I would like to ask you for assistance with problem I'm struggling with. I've already made my calculations and checked it again and again, but my simulations suggest that I've made something wrong.
We consider the following Markov chain $X = (X_i)^n_{i=0}$: $\forall i \in \{1,...,n\}\ \ X_i = a + b X_{i-1}+cX_{i-1}\epsilon_i$, where $X_0$ is a given parameter and $(\epsilon_i)_{i=1}^n$ are independent normal variables with mean 0 and constant variance $\sigma^2$.
The main goal is to calculate posterior distribution of the parameters under an assumption of priors: $$(a,b) \sim \mathcal{N}(\mu_A, \mu_B, \Bigg[ \begin{matrix} \sigma^2_A & 0 \\ o & \sigma^2_B \end{matrix} \Bigg])$$ $$c^2 \sim InvGamma(\alpha_0, \beta_0)$$
For $(a,b)$ we have $\rho(a, b | c^2, X) \propto \rho(X | a, b, c^2)\rho(a, b) \propto \prod_{i=1}^n \rho(X_i | a, b, c^2, X_{i-1})\rho(a, b)$.

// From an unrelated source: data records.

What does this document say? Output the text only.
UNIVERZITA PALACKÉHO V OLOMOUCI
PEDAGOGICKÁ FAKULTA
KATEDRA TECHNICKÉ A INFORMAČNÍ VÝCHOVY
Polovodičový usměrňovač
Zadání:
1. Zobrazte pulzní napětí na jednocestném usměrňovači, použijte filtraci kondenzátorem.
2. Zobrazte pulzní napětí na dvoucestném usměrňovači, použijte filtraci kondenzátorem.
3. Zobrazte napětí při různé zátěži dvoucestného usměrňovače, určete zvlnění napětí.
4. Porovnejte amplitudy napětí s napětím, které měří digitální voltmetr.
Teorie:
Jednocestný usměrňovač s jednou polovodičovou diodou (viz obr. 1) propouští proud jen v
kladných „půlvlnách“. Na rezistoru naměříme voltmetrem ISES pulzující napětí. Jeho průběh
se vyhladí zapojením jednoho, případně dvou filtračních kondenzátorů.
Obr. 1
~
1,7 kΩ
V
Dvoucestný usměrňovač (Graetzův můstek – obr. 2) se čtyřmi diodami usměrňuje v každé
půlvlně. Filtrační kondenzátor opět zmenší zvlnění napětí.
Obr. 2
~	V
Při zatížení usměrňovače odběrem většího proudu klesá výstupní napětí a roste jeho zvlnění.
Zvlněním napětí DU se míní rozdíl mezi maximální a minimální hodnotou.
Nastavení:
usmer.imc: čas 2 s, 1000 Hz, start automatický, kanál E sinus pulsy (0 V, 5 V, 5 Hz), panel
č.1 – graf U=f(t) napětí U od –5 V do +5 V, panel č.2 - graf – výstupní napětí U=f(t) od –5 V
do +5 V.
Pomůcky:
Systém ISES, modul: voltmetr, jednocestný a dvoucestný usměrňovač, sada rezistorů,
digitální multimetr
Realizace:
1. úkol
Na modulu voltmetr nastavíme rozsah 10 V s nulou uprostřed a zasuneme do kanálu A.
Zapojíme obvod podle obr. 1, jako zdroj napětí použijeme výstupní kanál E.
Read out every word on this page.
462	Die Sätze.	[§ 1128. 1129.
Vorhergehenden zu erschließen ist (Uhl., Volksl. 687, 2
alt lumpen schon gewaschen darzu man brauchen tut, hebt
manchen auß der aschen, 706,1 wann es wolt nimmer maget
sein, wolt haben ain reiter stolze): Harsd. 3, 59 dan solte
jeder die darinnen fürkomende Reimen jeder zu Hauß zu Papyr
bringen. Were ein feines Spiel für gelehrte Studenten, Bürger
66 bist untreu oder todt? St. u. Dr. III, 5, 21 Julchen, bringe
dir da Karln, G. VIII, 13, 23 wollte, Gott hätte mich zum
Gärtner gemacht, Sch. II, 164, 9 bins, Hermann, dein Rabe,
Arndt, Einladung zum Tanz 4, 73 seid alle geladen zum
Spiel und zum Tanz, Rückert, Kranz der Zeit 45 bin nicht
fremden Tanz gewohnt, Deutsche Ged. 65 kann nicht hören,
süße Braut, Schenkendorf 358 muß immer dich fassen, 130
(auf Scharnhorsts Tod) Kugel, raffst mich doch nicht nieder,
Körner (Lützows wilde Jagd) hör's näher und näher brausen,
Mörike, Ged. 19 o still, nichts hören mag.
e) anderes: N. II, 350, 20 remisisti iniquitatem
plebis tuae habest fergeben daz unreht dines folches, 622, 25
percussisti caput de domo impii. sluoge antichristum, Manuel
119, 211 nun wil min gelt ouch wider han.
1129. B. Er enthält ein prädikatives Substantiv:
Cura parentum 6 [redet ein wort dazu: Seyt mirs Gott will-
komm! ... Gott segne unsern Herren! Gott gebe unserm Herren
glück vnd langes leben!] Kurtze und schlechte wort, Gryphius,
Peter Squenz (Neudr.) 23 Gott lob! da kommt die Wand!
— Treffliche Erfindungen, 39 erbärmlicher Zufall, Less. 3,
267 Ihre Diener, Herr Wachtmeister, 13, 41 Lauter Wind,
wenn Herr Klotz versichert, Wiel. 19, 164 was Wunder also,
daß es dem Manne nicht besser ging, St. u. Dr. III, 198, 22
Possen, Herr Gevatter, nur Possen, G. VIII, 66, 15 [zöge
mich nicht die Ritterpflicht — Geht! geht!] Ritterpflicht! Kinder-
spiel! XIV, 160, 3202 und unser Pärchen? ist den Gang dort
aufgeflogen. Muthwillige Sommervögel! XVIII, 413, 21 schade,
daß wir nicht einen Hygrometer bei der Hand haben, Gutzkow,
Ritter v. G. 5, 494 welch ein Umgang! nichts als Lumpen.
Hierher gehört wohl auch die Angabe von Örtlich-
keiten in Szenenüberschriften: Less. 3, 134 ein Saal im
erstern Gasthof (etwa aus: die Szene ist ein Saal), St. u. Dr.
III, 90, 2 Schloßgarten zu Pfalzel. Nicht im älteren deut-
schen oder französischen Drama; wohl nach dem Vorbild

I am afraid that I've made mistake here, because intuitively information about $X_i$ is stored also in $X_{i+1}$, not only in $X_{i-1}$.
Nevertheless, let us continue the considerations. $X_i | a, b, c^2, X_{i-1} \sim \mathcal{N}(a + b X_{i-1}, c^2 X_{i-1}^2 \sigma^2)$, so: $$\rho(a, b | c^2, X) \propto \prod_{i=1}^n exp(-\frac{1}{2 c^2 X_{i-1}^2 \sigma^2} (X_i - a - b X_{i-1})^2)exp(-\frac{1}{2 \sigma_A^2}(a - \mu_A)^2 - \frac{1}{2 \sigma_B^2}(b - \mu_B)^2 )$$
Fortunately, we can simplify it and write as a density of two-dimensional normal distribution, mostly because of proper prior choice.
Analogously: $$\rho(c^2 | a, b, X) \propto p(X|a, b, c^2) \rho(c^2) \propto $$ $$ \propto \frac{1}{c^{2(\alpha_0+1)}} \prod_{i=1}^n \frac{1}{\sqrt{2 \Pi \sigma^2} c X_{i-1}} exp(-\frac{1}{2 c^2 X_{i-1}^2 \sigma^2}(X_i - a - b X_{i-1})^2) exp(-\frac{\beta_0}{c^2}) $$.
This solution gives us $InvGamma$ posterior, but again computations suggest that this is wrong.
Thank all of you in advance for any help and suggestions.